A young woman got her stalker arrested near the Ruby roundabout on Monday night, hours after a BTech student pulled the courage to chase down a man who had harassed her on a bus in Sinthee.
The incidents exposed how unsafe Calcutta’s roads have become and, at the same time, showed that women have begun to fight back.
The woman in her early 30s was walking towards the Ruby crossing, 200m from her workplace off the Rashbehari connector, around 9pm when a man on a bicycle started stalking her and passed lewd remarks.
She told the man — identified as Manoj Prasad, a daily wage earner — to buzz off.
Still he persisted, though the stretch was buzzing with traffic and pedestrians.
“I was walking along the Rashbehari connector when I realised someone was behind me. I turned back and saw a man on a bicycle. Initially, I did not suspect anything and thought he would overtake me. I moved aside to let him pass, but he continued to follow me,” the healthcare unit employee wrote in her complaint.
She panicked when the man almost brushed his mouth against her ear and said something extremely nasty. “I protested but he did not stop. He kept abusing me. I walked as fast as I could and then saw a group of men standing at the crossing. I ran up to them and told them about the man. The stalker tried to move away as if nothing had happened,” she said.
She then walked up to the policemen posted at the crossing and screamed for help.
“The man on the bicycle was so audacious that he tried to casually ride past the cops,” she added.
The police caught the man and charged him under IPC sections 354A (sexual harassment), 354D (stalking), and 509 (making gestures to insult the modesty of a woman) after the woman lodged a complaint at Kasba police station.
“Manoj Prasad was arrested after the woman lodged a formal complaint,” said Pallab Kanti Ghosh, joint commissioner of police (crime).
An officer described Prasad’s act as “daring” because he harassed a woman 50m from a police post on the bustling thoroughfare, knowing fully well that he could be arrested within minutes.
“He confessed to the crime during interrogation. The accused told us he knew that policemen would be present at the crossing but he never thought the woman would inform them,” said an officer of Kasba police station.
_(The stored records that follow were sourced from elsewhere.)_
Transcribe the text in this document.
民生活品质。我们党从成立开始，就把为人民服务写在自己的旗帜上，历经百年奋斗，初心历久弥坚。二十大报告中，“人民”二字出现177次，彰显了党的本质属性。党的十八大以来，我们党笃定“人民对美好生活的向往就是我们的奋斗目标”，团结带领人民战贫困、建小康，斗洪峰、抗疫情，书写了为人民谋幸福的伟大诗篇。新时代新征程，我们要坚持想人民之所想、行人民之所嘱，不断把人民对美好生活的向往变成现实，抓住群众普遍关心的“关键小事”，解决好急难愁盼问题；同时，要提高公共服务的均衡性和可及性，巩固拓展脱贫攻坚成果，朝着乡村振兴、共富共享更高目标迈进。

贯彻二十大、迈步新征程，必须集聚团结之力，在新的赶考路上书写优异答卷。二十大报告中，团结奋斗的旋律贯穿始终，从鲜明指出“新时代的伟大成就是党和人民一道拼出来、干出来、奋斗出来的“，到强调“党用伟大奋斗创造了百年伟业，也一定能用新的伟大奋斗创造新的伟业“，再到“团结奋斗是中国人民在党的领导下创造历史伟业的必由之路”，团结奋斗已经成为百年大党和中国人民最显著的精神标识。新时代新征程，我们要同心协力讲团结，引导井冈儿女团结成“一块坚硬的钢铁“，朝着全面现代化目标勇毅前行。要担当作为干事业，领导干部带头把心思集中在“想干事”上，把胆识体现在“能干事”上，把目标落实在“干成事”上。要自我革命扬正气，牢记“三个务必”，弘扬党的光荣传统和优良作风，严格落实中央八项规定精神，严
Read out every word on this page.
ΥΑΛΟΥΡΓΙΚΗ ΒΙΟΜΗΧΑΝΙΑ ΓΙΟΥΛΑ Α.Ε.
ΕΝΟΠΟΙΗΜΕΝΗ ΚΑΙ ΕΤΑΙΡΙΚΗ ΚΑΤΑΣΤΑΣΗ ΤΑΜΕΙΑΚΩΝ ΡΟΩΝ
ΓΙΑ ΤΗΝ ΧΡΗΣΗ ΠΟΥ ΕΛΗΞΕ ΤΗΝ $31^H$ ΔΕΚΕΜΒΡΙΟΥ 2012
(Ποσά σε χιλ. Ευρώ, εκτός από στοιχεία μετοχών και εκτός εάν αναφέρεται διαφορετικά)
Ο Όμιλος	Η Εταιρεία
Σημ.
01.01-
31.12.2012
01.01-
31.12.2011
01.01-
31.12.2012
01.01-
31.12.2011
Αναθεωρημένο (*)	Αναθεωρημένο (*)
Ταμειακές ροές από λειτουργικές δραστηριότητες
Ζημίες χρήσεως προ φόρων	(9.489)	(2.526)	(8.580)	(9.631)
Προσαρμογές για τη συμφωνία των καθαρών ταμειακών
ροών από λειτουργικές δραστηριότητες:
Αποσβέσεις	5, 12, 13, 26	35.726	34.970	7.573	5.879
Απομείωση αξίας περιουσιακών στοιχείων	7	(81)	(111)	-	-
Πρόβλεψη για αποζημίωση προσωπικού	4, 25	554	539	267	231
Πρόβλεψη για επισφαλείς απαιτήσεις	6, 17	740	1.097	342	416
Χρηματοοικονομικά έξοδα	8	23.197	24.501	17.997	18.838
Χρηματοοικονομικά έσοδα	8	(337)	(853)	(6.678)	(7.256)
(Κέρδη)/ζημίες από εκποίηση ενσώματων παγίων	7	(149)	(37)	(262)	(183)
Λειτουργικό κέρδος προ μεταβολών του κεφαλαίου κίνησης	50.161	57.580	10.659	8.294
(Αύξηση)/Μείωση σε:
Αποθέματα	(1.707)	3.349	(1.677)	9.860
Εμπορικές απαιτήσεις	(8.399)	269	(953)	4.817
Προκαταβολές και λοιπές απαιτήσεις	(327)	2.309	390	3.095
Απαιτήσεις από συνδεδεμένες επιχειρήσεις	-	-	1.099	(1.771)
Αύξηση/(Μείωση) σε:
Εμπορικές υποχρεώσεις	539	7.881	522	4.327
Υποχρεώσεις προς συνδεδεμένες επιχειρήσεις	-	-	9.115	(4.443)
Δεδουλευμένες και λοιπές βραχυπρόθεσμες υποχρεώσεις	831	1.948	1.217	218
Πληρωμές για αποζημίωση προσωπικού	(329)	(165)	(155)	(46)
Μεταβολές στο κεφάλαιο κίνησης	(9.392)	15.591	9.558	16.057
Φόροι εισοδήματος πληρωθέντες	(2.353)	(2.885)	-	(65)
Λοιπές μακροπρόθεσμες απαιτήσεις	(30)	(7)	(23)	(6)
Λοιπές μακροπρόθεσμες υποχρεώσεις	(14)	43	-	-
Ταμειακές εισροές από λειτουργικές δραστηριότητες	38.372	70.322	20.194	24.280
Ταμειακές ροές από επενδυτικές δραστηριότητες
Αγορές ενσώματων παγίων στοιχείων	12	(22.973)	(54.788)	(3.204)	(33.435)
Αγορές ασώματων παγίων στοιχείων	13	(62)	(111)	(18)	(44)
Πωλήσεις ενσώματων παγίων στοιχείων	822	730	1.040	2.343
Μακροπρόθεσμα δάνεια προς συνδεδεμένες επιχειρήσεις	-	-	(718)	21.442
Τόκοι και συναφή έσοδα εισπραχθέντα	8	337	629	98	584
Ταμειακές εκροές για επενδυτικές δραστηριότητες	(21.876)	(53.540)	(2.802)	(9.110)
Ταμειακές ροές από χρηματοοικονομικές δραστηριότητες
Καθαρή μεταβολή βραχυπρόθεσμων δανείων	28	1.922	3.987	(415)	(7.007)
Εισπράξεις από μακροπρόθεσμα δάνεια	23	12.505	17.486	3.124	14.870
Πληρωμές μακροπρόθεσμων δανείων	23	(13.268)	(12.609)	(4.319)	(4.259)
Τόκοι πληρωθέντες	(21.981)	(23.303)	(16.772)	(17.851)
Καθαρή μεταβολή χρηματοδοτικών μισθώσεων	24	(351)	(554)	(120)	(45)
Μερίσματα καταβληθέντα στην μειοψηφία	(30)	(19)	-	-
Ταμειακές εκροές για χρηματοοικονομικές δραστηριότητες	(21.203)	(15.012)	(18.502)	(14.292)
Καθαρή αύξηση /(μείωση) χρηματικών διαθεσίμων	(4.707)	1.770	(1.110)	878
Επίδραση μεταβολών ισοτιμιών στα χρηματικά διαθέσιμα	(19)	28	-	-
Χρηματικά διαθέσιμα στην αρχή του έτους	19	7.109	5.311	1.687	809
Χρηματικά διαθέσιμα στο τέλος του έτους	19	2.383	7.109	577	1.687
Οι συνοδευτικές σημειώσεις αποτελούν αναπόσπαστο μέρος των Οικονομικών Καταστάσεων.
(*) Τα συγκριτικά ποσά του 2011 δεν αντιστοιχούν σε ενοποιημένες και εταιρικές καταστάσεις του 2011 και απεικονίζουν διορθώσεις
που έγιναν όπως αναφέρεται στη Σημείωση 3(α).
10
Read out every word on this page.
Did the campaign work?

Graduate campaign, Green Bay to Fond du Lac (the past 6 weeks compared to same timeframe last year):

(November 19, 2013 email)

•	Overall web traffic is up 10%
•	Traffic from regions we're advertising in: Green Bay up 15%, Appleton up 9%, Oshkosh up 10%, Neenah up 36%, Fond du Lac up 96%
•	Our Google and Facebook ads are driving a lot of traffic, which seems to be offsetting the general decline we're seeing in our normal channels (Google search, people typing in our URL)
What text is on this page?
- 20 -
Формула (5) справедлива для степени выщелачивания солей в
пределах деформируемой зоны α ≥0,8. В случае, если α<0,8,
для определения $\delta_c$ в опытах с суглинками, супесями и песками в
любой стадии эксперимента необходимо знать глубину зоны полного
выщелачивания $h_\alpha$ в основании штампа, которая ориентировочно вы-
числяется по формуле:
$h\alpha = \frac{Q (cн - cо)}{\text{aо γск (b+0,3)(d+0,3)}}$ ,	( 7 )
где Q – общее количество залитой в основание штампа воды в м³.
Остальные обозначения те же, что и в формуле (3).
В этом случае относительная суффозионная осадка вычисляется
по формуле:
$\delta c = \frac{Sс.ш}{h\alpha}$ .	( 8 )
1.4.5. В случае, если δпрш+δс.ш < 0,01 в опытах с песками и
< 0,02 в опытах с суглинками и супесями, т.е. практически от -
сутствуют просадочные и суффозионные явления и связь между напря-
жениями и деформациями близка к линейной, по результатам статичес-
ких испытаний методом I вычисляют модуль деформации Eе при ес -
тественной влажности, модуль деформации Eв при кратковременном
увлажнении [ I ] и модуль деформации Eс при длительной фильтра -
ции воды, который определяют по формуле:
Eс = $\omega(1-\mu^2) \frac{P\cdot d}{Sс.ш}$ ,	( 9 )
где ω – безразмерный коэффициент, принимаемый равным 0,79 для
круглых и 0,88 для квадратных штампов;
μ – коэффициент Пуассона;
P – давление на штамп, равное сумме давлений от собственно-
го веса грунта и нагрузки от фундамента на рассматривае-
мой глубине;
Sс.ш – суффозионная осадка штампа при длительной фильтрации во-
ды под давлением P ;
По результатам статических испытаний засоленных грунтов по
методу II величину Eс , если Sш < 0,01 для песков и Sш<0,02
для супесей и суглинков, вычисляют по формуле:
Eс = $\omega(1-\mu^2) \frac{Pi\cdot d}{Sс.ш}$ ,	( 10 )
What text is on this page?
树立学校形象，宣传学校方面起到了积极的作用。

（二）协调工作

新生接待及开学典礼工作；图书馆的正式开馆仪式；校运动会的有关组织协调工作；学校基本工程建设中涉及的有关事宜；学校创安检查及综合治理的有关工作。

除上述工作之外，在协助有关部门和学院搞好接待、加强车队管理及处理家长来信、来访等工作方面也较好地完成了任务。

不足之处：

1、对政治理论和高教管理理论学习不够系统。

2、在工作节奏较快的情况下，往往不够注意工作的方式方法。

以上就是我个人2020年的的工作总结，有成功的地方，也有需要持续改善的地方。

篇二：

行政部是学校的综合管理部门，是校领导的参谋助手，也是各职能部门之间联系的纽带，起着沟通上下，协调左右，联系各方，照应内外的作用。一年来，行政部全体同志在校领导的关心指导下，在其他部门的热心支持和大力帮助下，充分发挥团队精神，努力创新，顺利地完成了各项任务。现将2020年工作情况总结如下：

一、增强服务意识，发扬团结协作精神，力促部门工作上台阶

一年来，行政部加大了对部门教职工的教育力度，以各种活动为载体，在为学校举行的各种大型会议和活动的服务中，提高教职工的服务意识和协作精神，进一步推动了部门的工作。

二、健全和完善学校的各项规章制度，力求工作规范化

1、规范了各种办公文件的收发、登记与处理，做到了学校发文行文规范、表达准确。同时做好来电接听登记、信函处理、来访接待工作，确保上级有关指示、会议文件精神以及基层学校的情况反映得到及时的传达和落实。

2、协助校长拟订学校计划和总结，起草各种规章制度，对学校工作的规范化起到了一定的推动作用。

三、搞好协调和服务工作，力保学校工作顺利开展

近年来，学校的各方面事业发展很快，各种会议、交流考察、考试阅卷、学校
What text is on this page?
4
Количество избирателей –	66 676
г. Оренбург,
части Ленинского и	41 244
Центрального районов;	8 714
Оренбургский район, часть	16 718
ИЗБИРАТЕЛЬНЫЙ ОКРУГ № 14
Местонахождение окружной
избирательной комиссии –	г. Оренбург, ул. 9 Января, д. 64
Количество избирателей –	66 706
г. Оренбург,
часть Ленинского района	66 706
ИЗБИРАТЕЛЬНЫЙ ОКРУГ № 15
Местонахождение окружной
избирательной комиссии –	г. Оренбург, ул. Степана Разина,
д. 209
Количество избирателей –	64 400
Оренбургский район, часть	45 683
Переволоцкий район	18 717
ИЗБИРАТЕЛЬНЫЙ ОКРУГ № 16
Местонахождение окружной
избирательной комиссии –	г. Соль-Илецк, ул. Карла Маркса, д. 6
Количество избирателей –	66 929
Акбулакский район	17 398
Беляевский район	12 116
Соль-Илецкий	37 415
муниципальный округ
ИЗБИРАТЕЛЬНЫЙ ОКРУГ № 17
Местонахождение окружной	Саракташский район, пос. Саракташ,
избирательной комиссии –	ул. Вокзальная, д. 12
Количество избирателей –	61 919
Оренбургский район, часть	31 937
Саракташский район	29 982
The police had set up five kiosks in June 2012 along the 8.5km stretch between the Ruby crossing and Patuli to check crime against women on the EM Bypass after sunset.
Residents said police patrolling along the Bypass should improve instead of putting cops in kiosks.
The common thread in the nightmare that the working woman and the BTech student went through was even more shocking: no fellow passenger or passer-by came to their rescue.
In fact, the other passengers on the bus jeered at the student when she raised the alarm. Barring a woman who gave her the police helpline number, the 20-year-old student was left to fend for herself.
She had dialled the number from the moving bus in north Calcutta, but the response never came. This happened on a day when the police launched Sukanya — a programme to train schoolgirls in self-defence.